In [2]:
import pandas as pd
from pathlib import Path
import numpy as np
import torch
from datasets import Dataset
from transformers import AutoTokenizer, AutoModelForSequenceClassification, Trainer, TrainingArguments
from sklearn.metrics import accuracy_score, precision_recall_fscore_support

#Utilisation des mêmes labels
labels = ["admiration", "amusement" , "anger" , "annoyance" ,"approval" ,"caring" ,"confusion" ,"curiosity" ,"desire","disappointment","disapproval",
          "disgust","embarrassment","excitement","fear","gratitude","grief","joy","love","nervousness","optimism","pride","realization","relief",
          "remorse","sadness","surprise","neutral"
]

#Création de disctionnaire pour le model
label2id = {label: i for i, label in enumerate(labels)}
id2label = {i : label for i, label in enumerate(labels)}

#Utilisation du modèle
model_n = "bhadresh-savani/bert-base-go-emotion"
tokenizer = AutoTokenizer.from_pretrained(model_n)
model = AutoModelForSequenceClassification.from_pretrained(model_n, num_labels=len(labels), id2label=id2label, label2id=label2id)

#Chargement du CSV
csv_path = Path.home() /"PROJECT" / "figures" / "Augmentationdedonnees"/ "emotions.csv"
df = pd.read_csv(csv_path)

#Convertir les labels
if df['label'].dtype == object:
    df["label"] = df["label"].map(label2id)
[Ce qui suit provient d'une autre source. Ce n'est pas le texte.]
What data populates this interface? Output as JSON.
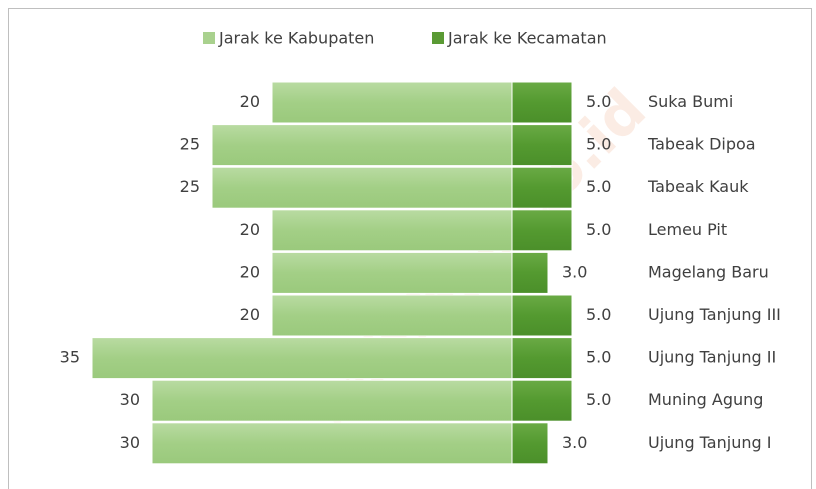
{
  "chart_data": {
    "type": "butterfly-bar",
    "categories": [
      "Suka Bumi",
      "Tabeak Dipoa",
      "Tabeak Kauk",
      "Lemeu Pit",
      "Magelang Baru",
      "Ujung Tanjung III",
      "Ujung Tanjung II",
      "Muning Agung",
      "Ujung Tanjung I"
    ],
    "series": [
      {
        "name": "Jarak ke Kabupaten",
        "color": "#a9d18e",
        "side": "left",
        "values": [
          20,
          25,
          25,
          20,
          20,
          20,
          35,
          30,
          30
        ]
      },
      {
        "name": "Jarak ke Kecamatan",
        "color": "#5a9a34",
        "side": "right",
        "values": [
          5,
          5,
          5,
          5,
          3,
          5,
          5,
          5,
          3
        ],
        "value_labels": [
          "5.0",
          "5.0",
          "5.0",
          "5.0",
          "3.0",
          "5.0",
          "5.0",
          "5.0",
          "3.0"
        ]
      }
    ],
    "legend": "top",
    "watermark": "kab.bps.go.id"
  }
}
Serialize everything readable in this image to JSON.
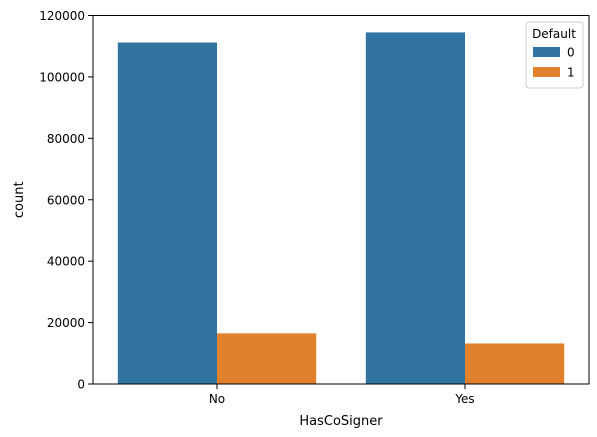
{
  "chart_data": {
    "type": "bar",
    "xlabel": "HasCoSigner",
    "ylabel": "count",
    "categories": [
      "No",
      "Yes"
    ],
    "ylim": [
      0,
      120000
    ],
    "yticks": [
      0,
      20000,
      40000,
      60000,
      80000,
      100000,
      120000
    ],
    "ytick_labels": [
      "0",
      "20000",
      "40000",
      "60000",
      "80000",
      "100000",
      "120000"
    ],
    "grid": false,
    "legend": {
      "title": "Default",
      "placement": "top-right"
    },
    "series": [
      {
        "name": "0",
        "color": "#3274a1",
        "values": [
          111200,
          114500
        ]
      },
      {
        "name": "1",
        "color": "#e1812c",
        "values": [
          16500,
          13200
        ]
      }
    ]
  }
}
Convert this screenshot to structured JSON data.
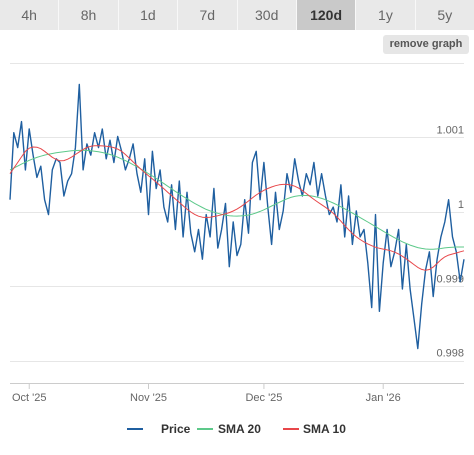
{
  "range_tabs": [
    {
      "label": "4h",
      "active": false
    },
    {
      "label": "8h",
      "active": false
    },
    {
      "label": "1d",
      "active": false
    },
    {
      "label": "7d",
      "active": false
    },
    {
      "label": "30d",
      "active": false
    },
    {
      "label": "120d",
      "active": true
    },
    {
      "label": "1y",
      "active": false
    },
    {
      "label": "5y",
      "active": false
    }
  ],
  "remove_graph_label": "remove graph",
  "chart_data": {
    "type": "line",
    "y_ticks": [
      {
        "value": 0.998,
        "label": "0.998"
      },
      {
        "value": 0.999,
        "label": "0.999"
      },
      {
        "value": 1.0,
        "label": "1"
      },
      {
        "value": 1.001,
        "label": "1.001"
      }
    ],
    "ylim": [
      0.9977,
      1.002
    ],
    "x_ticks": [
      {
        "day": 5,
        "label": "Oct '25"
      },
      {
        "day": 36,
        "label": "Nov '25"
      },
      {
        "day": 66,
        "label": "Dec '25"
      },
      {
        "day": 97,
        "label": "Jan '26"
      }
    ],
    "xlim": [
      0,
      118
    ],
    "grid": true,
    "legend_position": "bottom",
    "series": [
      {
        "name": "Price",
        "color": "#1f5fa0",
        "values": [
          1.000163,
          1.001063,
          1.000863,
          1.001213,
          1.000563,
          1.001113,
          1.000763,
          1.000463,
          1.000613,
          1.000163,
          0.999963,
          1.000563,
          1.000713,
          1.000663,
          1.000213,
          1.000413,
          1.000513,
          1.000863,
          1.001713,
          1.000563,
          1.000913,
          1.000763,
          1.001063,
          1.000863,
          1.001113,
          1.000713,
          1.000963,
          1.000663,
          1.001013,
          1.000813,
          1.000563,
          1.000713,
          1.000913,
          1.000513,
          1.000263,
          1.000713,
          0.999963,
          1.000813,
          1.000313,
          1.000563,
          1.000063,
          0.999863,
          1.000363,
          0.999763,
          1.000413,
          0.999663,
          1.000263,
          0.999713,
          0.999463,
          0.999763,
          0.999363,
          0.999963,
          0.999663,
          1.000313,
          0.999513,
          0.999763,
          1.000113,
          0.999263,
          0.999863,
          0.999413,
          0.999563,
          1.000163,
          0.999713,
          1.000663,
          1.000813,
          1.000163,
          1.000663,
          1.000063,
          0.999563,
          1.000263,
          0.999763,
          1.000013,
          1.000513,
          1.000263,
          1.000713,
          1.000413,
          1.000213,
          1.000513,
          1.000363,
          1.000663,
          1.000213,
          1.000513,
          1.000213,
          0.999963,
          1.000063,
          0.999863,
          1.000363,
          0.999663,
          1.000213,
          0.999563,
          1.000013,
          0.999663,
          0.999763,
          0.999313,
          0.998713,
          0.999963,
          0.998663,
          0.999313,
          0.999763,
          0.999263,
          0.999463,
          0.999763,
          0.998963,
          0.999563,
          0.998963,
          0.998563,
          0.998163,
          0.998763,
          0.999213,
          0.999463,
          0.998863,
          0.999363,
          0.999663,
          0.999863,
          1.000163,
          0.999663,
          0.999463,
          0.999063,
          0.999363
        ]
      },
      {
        "name": "SMA 20",
        "color": "#5dc98a",
        "values": [
          1.000563,
          1.000588,
          1.000614,
          1.000641,
          1.000667,
          1.000692,
          1.000713,
          1.000731,
          1.000747,
          1.000762,
          1.000774,
          1.000784,
          1.000793,
          1.000801,
          1.000808,
          1.000815,
          1.00082,
          1.000824,
          1.000826,
          1.000827,
          1.000825,
          1.000821,
          1.000815,
          1.000808,
          1.000798,
          1.000785,
          1.000771,
          1.000754,
          1.000734,
          1.000712,
          1.000688,
          1.000662,
          1.000634,
          1.000606,
          1.000575,
          1.000545,
          1.000513,
          1.000481,
          1.000448,
          1.000414,
          1.000379,
          1.000344,
          1.000309,
          1.000274,
          1.000241,
          1.000208,
          1.000176,
          1.000144,
          1.000114,
          1.000086,
          1.000058,
          1.000033,
          1.000012,
          0.999995,
          0.99998,
          0.999967,
          0.999956,
          0.999948,
          0.999944,
          0.999943,
          0.999945,
          0.99995,
          0.999958,
          0.99997,
          0.999986,
          1.000006,
          1.000028,
          1.000053,
          1.000078,
          1.000103,
          1.000128,
          1.000153,
          1.000175,
          1.000194,
          1.000208,
          1.000216,
          1.000219,
          1.000219,
          1.000215,
          1.000207,
          1.000196,
          1.000181,
          1.000163,
          1.000142,
          1.000119,
          1.000094,
          1.000068,
          1.000041,
          1.000013,
          0.999983,
          0.999954,
          0.999923,
          0.999893,
          0.999863,
          0.999833,
          0.999802,
          0.999771,
          0.99974,
          0.999709,
          0.99968,
          0.999651,
          0.999624,
          0.999598,
          0.999575,
          0.999553,
          0.999535,
          0.99952,
          0.999509,
          0.999501,
          0.999498,
          0.999498,
          0.999502,
          0.999508,
          0.999515,
          0.999521,
          0.999525,
          0.999528,
          0.999528,
          0.999527
        ]
      },
      {
        "name": "SMA 10",
        "color": "#e8474a",
        "values": [
          1.000513,
          1.000588,
          1.000663,
          1.000738,
          1.000813,
          1.000855,
          1.000871,
          1.000868,
          1.000848,
          1.000813,
          1.000772,
          1.000733,
          1.000703,
          1.000686,
          1.000688,
          1.000707,
          1.000736,
          1.000771,
          1.000806,
          1.000839,
          1.000865,
          1.000881,
          1.000888,
          1.000889,
          1.000886,
          1.000882,
          1.000875,
          1.000863,
          1.000843,
          1.000813,
          1.000771,
          1.000722,
          1.000671,
          1.000621,
          1.000574,
          1.000529,
          1.000486,
          1.000443,
          1.000399,
          1.000354,
          1.000309,
          1.000264,
          1.000218,
          1.000173,
          1.000127,
          1.000081,
          1.000037,
          0.999998,
          0.999965,
          0.999941,
          0.999928,
          0.999924,
          0.999928,
          0.999937,
          0.999948,
          0.99996,
          0.999974,
          0.99999,
          1.000011,
          1.000037,
          1.000069,
          1.000106,
          1.000146,
          1.000187,
          1.000226,
          1.00026,
          1.000289,
          1.000314,
          1.000334,
          1.000351,
          1.000363,
          1.000369,
          1.000369,
          1.000361,
          1.000345,
          1.000319,
          1.000285,
          1.000246,
          1.000206,
          1.000167,
          1.000131,
          1.000096,
          1.000061,
          1.000023,
          0.99998,
          0.99993,
          0.999874,
          0.999816,
          0.99976,
          0.999709,
          0.999665,
          0.999628,
          0.999596,
          0.999569,
          0.999545,
          0.999525,
          0.99951,
          0.999499,
          0.999489,
          0.999476,
          0.999458,
          0.999434,
          0.999403,
          0.999368,
          0.99933,
          0.999291,
          0.999254,
          0.999226,
          0.999214,
          0.999225,
          0.999258,
          0.999306,
          0.999355,
          0.999394,
          0.999418,
          0.999433,
          0.999447,
          0.999463,
          0.999477
        ]
      }
    ]
  }
}
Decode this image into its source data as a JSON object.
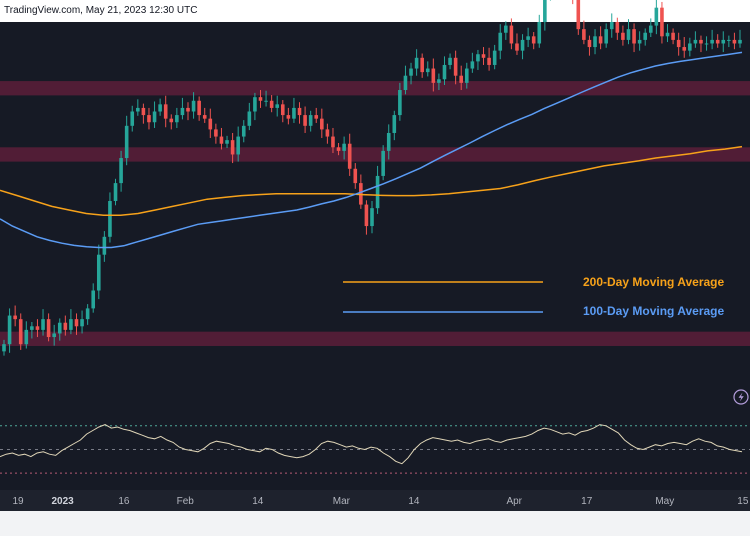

dataset = Dataset.from_pandas(df)

#Fonction de tokenization 
def preprocess_function(examples):
    return tokenizer(examples["text"], truncation=True, padding="max_length", max_length=128)

dataset = dataset.map(preprocess_function, batched=True)

#Je split le Dataset
split = dataset.train_test_split(test_size=0.2, seed=42)
train_dataset = split["train"]
eval_dataset = split["test"]

output_dir = Path.home() / "PROJECT" / "src"
output_dir.mkdir(parents=True, exist_ok=True)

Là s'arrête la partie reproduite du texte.